Very strange! Can only think an odd melanistic mutation Golden-fronted Woodpecker.

What about the barring on the underside? If it was 'just' melanistic, it would have a plain black underside, surely?

Could this be from further south, an escapee or a hybrid?
 
What about the barring on the underside? If it was 'just' melanistic, it would have a plain black underside, surely?
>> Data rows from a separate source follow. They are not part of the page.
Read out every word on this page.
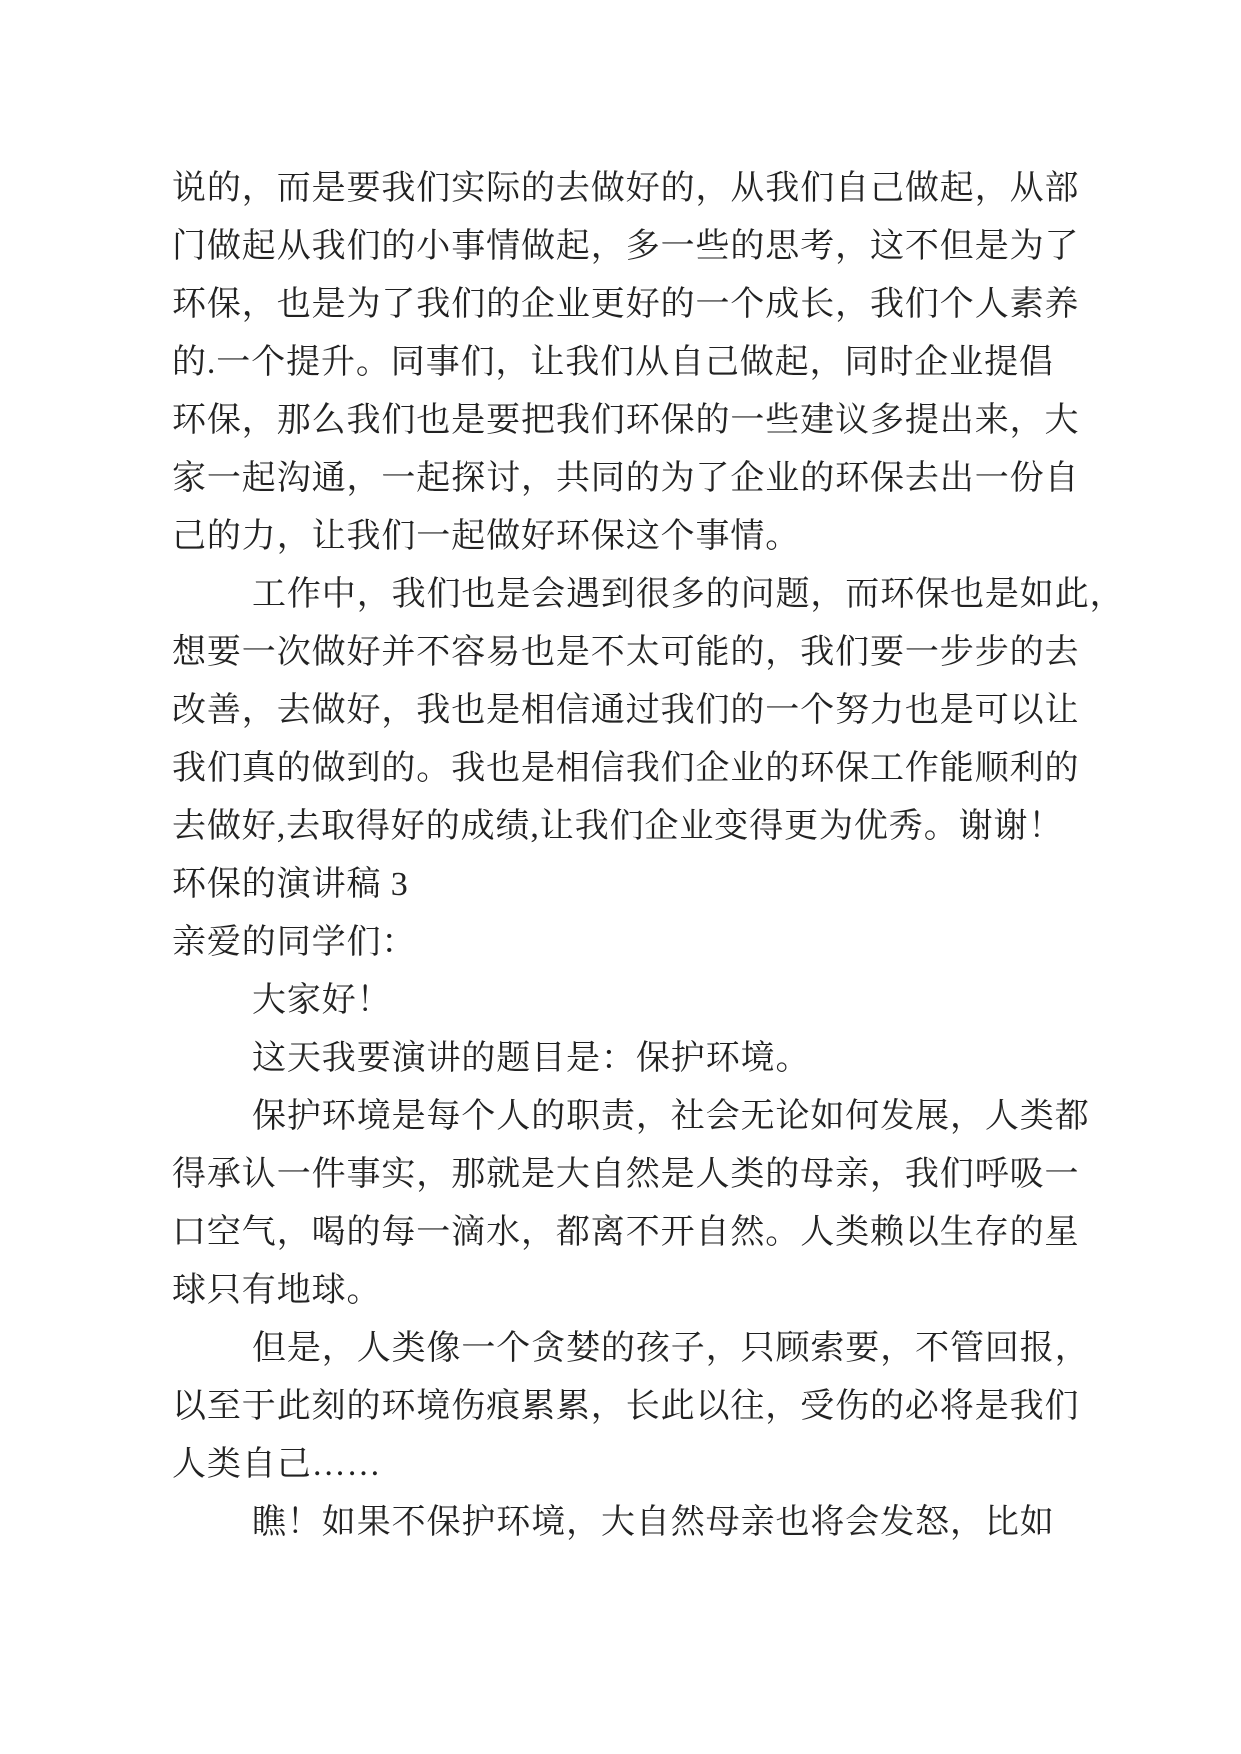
说的，而是要我们实际的去做好的，从我们自己做起，从部
门做起从我们的小事情做起，多一些的思考，这不但是为了
环保，也是为了我们的企业更好的一个成长，我们个人素养
的.一个提升。同事们，让我们从自己做起，同时企业提倡
环保，那么我们也是要把我们环保的一些建议多提出来，大
家一起沟通，一起探讨，共同的为了企业的环保去出一份自
己的力，让我们一起做好环保这个事情。
工作中，我们也是会遇到很多的问题，而环保也是如此，
想要一次做好并不容易也是不太可能的，我们要一步步的去
改善，去做好，我也是相信通过我们的一个努力也是可以让
我们真的做到的。我也是相信我们企业的环保工作能顺利的
去做好,去取得好的成绩,让我们企业变得更为优秀。谢谢！
环保的演讲稿 3
亲爱的同学们：
大家好！
这天我要演讲的题目是：保护环境。
保护环境是每个人的职责，社会无论如何发展，人类都
得承认一件事实，那就是大自然是人类的母亲，我们呼吸一
口空气，喝的每一滴水，都离不开自然。人类赖以生存的星
球只有地球。
但是，人类像一个贪婪的孩子，只顾索要，不管回报，
以至于此刻的环境伤痕累累，长此以往，受伤的必将是我们
人类自己……
瞧！如果不保护环境，大自然母亲也将会发怒，比如
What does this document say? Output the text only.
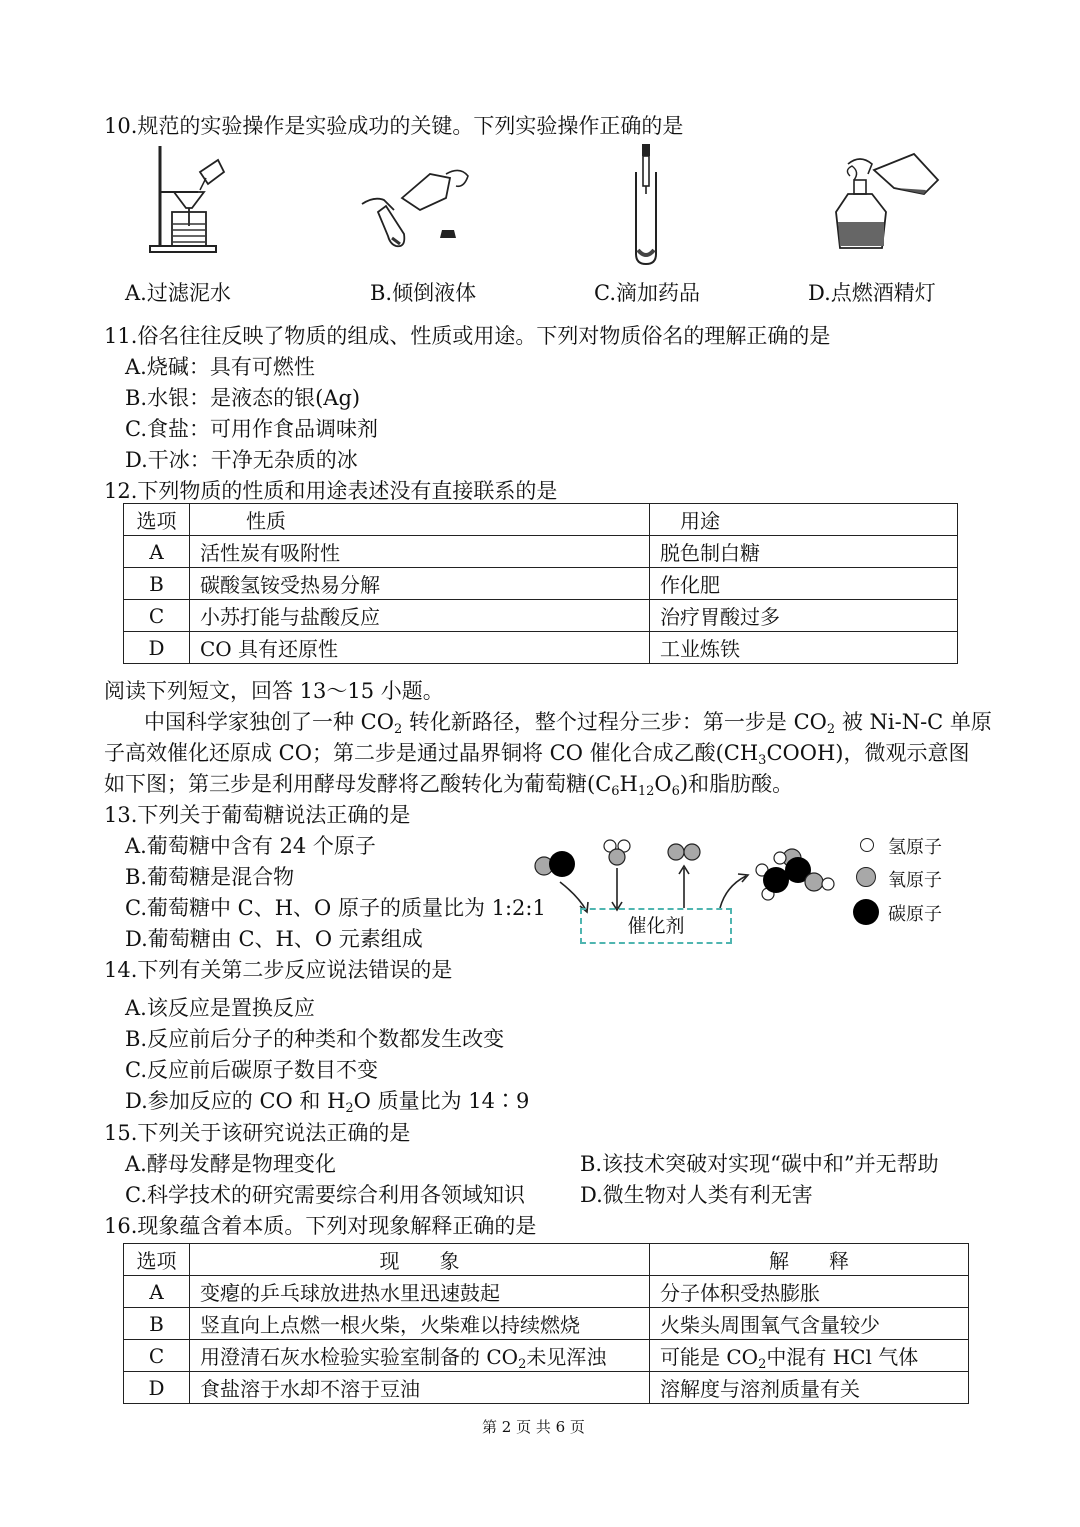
10.规范的实验操作是实验成功的关键。下列实验操作正确的是
A.过滤泥水	B.倾倒液体	C.滴加药品	D.点燃酒精灯
11.俗名往往反映了物质的组成、性质或用途。下列对物质俗名的理解正确的是
A.烧碱：具有可燃性
B.水银：是液态的银(Ag)
C.食盐：可用作食品调味剂
D.干冰：干净无杂质的冰
12.下列物质的性质和用途表述没有直接联系的是
选项	性质	用途
A	活性炭有吸附性	脱色制白糖
B	碳酸氢铵受热易分解	作化肥
C	小苏打能与盐酸反应	治疗胃酸过多
D	CO 具有还原性	工业炼铁
阅读下列短文，回答 13～15 小题。
中国科学家独创了一种 $CO_2$ 转化新路径，整个过程分三步：第一步是 $CO_2$ 被 Ni-N-C 单原
子高效催化还原成 CO；第二步是通过晶界铜将 CO 催化合成乙酸$(CH_3COOH)$，微观示意图
如下图；第三步是利用酵母发酵将乙酸转化为葡萄糖$(C_6H_{12}O_6)$和脂肪酸。
13.下列关于葡萄糖说法正确的是
A.葡萄糖中含有 24 个原子
B.葡萄糖是混合物
C.葡萄糖中 C、H、O 原子的质量比为 1:2:1
D.葡萄糖由 C、H、O 元素组成
催化剂
氢原子
氧原子
碳原子
14.下列有关第二步反应说法错误的是
A.该反应是置换反应
B.反应前后分子的种类和个数都发生改变
C.反应前后碳原子数目不变
D.参加反应的 CO 和 $H_2O$ 质量比为 14∶9
15.下列关于该研究说法正确的是
A.酵母发酵是物理变化	B.该技术突破对实现“碳中和”并无帮助
C.科学技术的研究需要综合利用各领域知识	D.微生物对人类有利无害
16.现象蕴含着本质。下列对现象解释正确的是
选项	现　　象	解　　释
A	变瘪的乒乓球放进热水里迅速鼓起	分子体积受热膨胀
B	竖直向上点燃一根火柴，火柴难以持续燃烧	火柴头周围氧气含量较少
C	用澄清石灰水检验实验室制备的 $CO_2$未见浑浊	可能是 $CO_2$中混有 HCl 气体
D	食盐溶于水却不溶于豆油	溶解度与溶剂质量有关
第 2 页 共 6 页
Could this be from further south, an escapee or a hybrid?
Melanistic tips to the feathers? It's more that the barring you'd expect on the undertail coverts, extends up the whole breast. And then the face is clearly melanistic, but the crown and nape close to how they should be for a male G-fW. It'd be interesting to see what the rump is like (should be white), but it isn't visible in any of the pics.
 
Melanistic tips to the feathers? It's more that the barring you'd expect on the undertail coverts, extends up the whole breast. And then the face is clearly melanistic, but the crown and nape close to how they should be for a male G-fW. It'd be interesting to see what the rump is like (should be white), but it isn't visible in any of the pics.

I agree with your wish for better views of the rump. The G-fw is know to hybridise with Red-bellied, according to David Allen Sibley's 2nd ed Sibley Birds East. Do you know what they look like? Have there any cases of Golden-fronted hybridising with other species?
 
.... The G-fw is know to hybridise with Red-bellied, according to David Allen Sibley's 2nd ed Sibley Birds East. Do you know what they look like? Have there any cases of Golden-fronted hybridising with other species?
Presumably intermediate - which doesn't help here; this bird would be just as odd-looking if it were 200 km east in Red-bellied range and had Red-bellied crown pattern, rather than being in G-f range and having G-f crown pattern.

Whether G-f hybridises with other Melanerpes, maybe, but if it does, it'd be well down in Mexico that it does so.